El contrato social que propone OPEN AI gira en torno a tres principios:
1) PROSPERIDAD COMPARTIDA: la promesa de la IA avanzada no solo es la de un progreso tecnológico, es también la posibilidad de una mayor calidad de vida que debe ser para todos.
2) MITIGACIÓN DE RIESGOS: la transición hacia la súper-inteligencia conlleva peligros, y para evitarlos se requiere de nuevas instituciones y un nuevo marco de gobernanza.
3) DEMOCRATIZACIÓN DEL ACCESO Y DE LA AGENCIA: esta tecnología acarrea tantos cambios en el bienestar de las personas que su acceso debe ser abordable (affordable) y expandir la agencia individual, esto es la capacidad humana de hacer cosas.
En la medida en que la parte del trabajo en la producción de riqueza ha disminuido mientras ha aumentado el valor que es creado por máquinas inteligentes (lo que la izquierda todavía no ha entendido, permaneciendo anclada en el siglo XX de la fábrica), OPEN AI afirma que este fenómeno aumentará de modo colosal la riqueza de quienes son los “propietarios de los robots”.
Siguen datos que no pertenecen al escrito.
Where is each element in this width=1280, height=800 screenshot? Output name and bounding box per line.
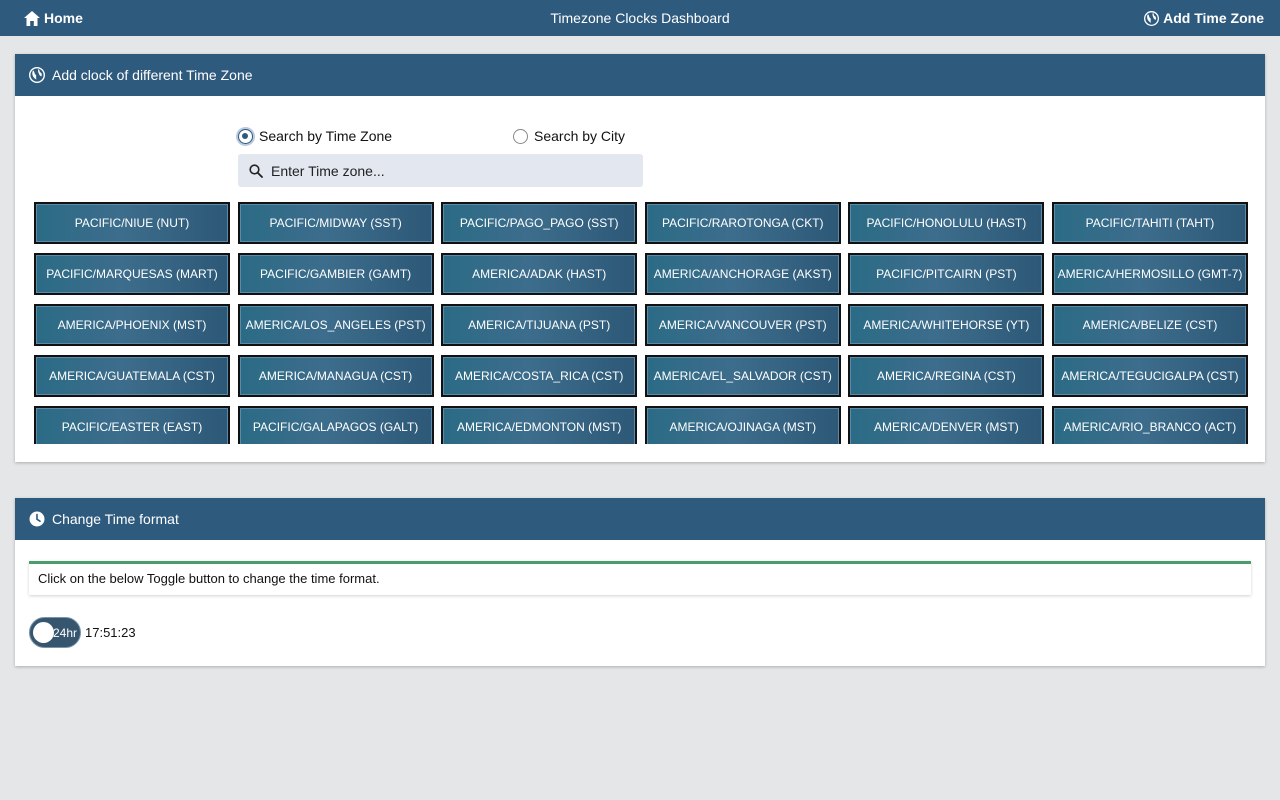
timezone-button[interactable]: AMERICA/TIJUANA (PST) <box>441 304 638 346</box>
radio-button-timezone[interactable] <box>238 128 253 144</box>
timezone-button[interactable]: AMERICA/RIO_BRANCO (ACT) <box>1051 406 1248 444</box>
timezone-button[interactable]: AMERICA/COSTA_RICA (CST) <box>441 355 638 397</box>
timezone-button[interactable]: PACIFIC/EASTER (EAST) <box>34 406 230 444</box>
timezone-button[interactable]: PACIFIC/PAGO_PAGO (SST) <box>441 202 638 244</box>
add-time-zone-label: Add Time Zone <box>1163 10 1264 26</box>
timezone-button[interactable]: PACIFIC/MARQUESAS (MART) <box>34 253 230 295</box>
page-title: Timezone Clocks Dashboard <box>550 10 730 26</box>
timezone-button[interactable]: PACIFIC/PITCAIRN (PST) <box>848 253 1045 295</box>
timezone-grid: PACIFIC/NIUE (NUT) PACIFIC/MIDWAY (SST) PA… <box>34 202 1248 444</box>
time-format-header: Change Time format <box>15 498 1265 540</box>
radio-search-by-city[interactable]: Search by City <box>513 126 625 146</box>
search-icon <box>249 163 263 178</box>
timezone-search-input[interactable] <box>269 161 633 180</box>
timezone-button[interactable]: PACIFIC/HONOLULU (HAST) <box>848 202 1045 244</box>
time-format-toggle-row: 24hr 17:51:23 <box>29 617 136 648</box>
timezone-button[interactable]: PACIFIC/MIDWAY (SST) <box>237 202 434 244</box>
timezone-button[interactable]: AMERICA/REGINA (CST) <box>848 355 1045 397</box>
add-clock-card: Add clock of different Time Zone Search … <box>15 54 1265 462</box>
timezone-button[interactable]: AMERICA/GUATEMALA (CST) <box>34 355 230 397</box>
timezone-button[interactable]: AMERICA/ADAK (HAST) <box>441 253 638 295</box>
timezone-button[interactable]: AMERICA/VANCOUVER (PST) <box>644 304 841 346</box>
timezone-button[interactable]: AMERICA/PHOENIX (MST) <box>34 304 230 346</box>
info-alert: Click on the below Toggle button to chan… <box>29 561 1251 595</box>
timezone-button[interactable]: AMERICA/MANAGUA (CST) <box>237 355 434 397</box>
current-time: 17:51:23 <box>85 625 136 640</box>
timezone-button[interactable]: AMERICA/DENVER (MST) <box>848 406 1045 444</box>
timezone-button[interactable]: PACIFIC/GALAPAGOS (GALT) <box>237 406 434 444</box>
timezone-button[interactable]: PACIFIC/GAMBIER (GAMT) <box>237 253 434 295</box>
time-format-toggle[interactable]: 24hr <box>29 617 81 648</box>
timezone-button[interactable]: AMERICA/OJINAGA (MST) <box>644 406 841 444</box>
timezone-button[interactable]: PACIFIC/TAHITI (TAHT) <box>1051 202 1248 244</box>
toggle-label: 24hr <box>53 626 78 640</box>
radio-label-timezone: Search by Time Zone <box>259 128 393 144</box>
add-time-zone-link[interactable]: Add Time Zone <box>1144 9 1264 27</box>
timezone-button[interactable]: AMERICA/ANCHORAGE (AKST) <box>644 253 841 295</box>
timezone-button[interactable]: AMERICA/HERMOSILLO (GMT-7) <box>1051 253 1248 295</box>
timezone-button[interactable]: AMERICA/EDMONTON (MST) <box>441 406 638 444</box>
timezone-search-box <box>238 154 643 187</box>
radio-label-city: Search by City <box>534 128 626 144</box>
timezone-button[interactable]: AMERICA/EL_SALVADOR (CST) <box>644 355 841 397</box>
clock-icon <box>29 511 45 527</box>
add-clock-title: Add clock of different Time Zone <box>52 67 253 83</box>
timezone-button[interactable]: AMERICA/BELIZE (CST) <box>1051 304 1248 346</box>
add-clock-header: Add clock of different Time Zone <box>15 54 1265 96</box>
radio-search-by-timezone[interactable]: Search by Time Zone <box>238 126 392 146</box>
timezone-button[interactable]: AMERICA/WHITEHORSE (YT) <box>848 304 1045 346</box>
timezone-button[interactable]: PACIFIC/NIUE (NUT) <box>34 202 230 244</box>
timezone-button[interactable]: PACIFIC/RAROTONGA (CKT) <box>644 202 841 244</box>
globe-icon <box>1144 10 1160 26</box>
time-format-card: Change Time format Click on the below To… <box>15 498 1265 666</box>
radio-button-city[interactable] <box>513 128 528 144</box>
timezone-button[interactable]: AMERICA/TEGUCIGALPA (CST) <box>1051 355 1248 397</box>
globe-icon <box>29 67 45 83</box>
time-format-title: Change Time format <box>52 511 179 527</box>
toggle-knob <box>33 622 54 643</box>
top-navbar: Home Timezone Clocks Dashboard Add Time … <box>0 0 1280 36</box>
timezone-button[interactable]: AMERICA/LOS_ANGELES (PST) <box>237 304 434 346</box>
Hay que enfrentar esta consecuencia: OPEN AI propone la creación de un FONDO DE RIQUEZA PÚBLICA cuya distribución debiese tender a lo universal.
No se trata de aceptar sin más este contrato social, que probablemente contiene letra chica, o tal vez no ante un futuro estado del mundo que no conocemos. Lo que hay que valorar es que, por fin, un agente relevante propone un contrato social.
El gobierno de Chile en su pequeña escala debiese tomar nota de esta propuesta.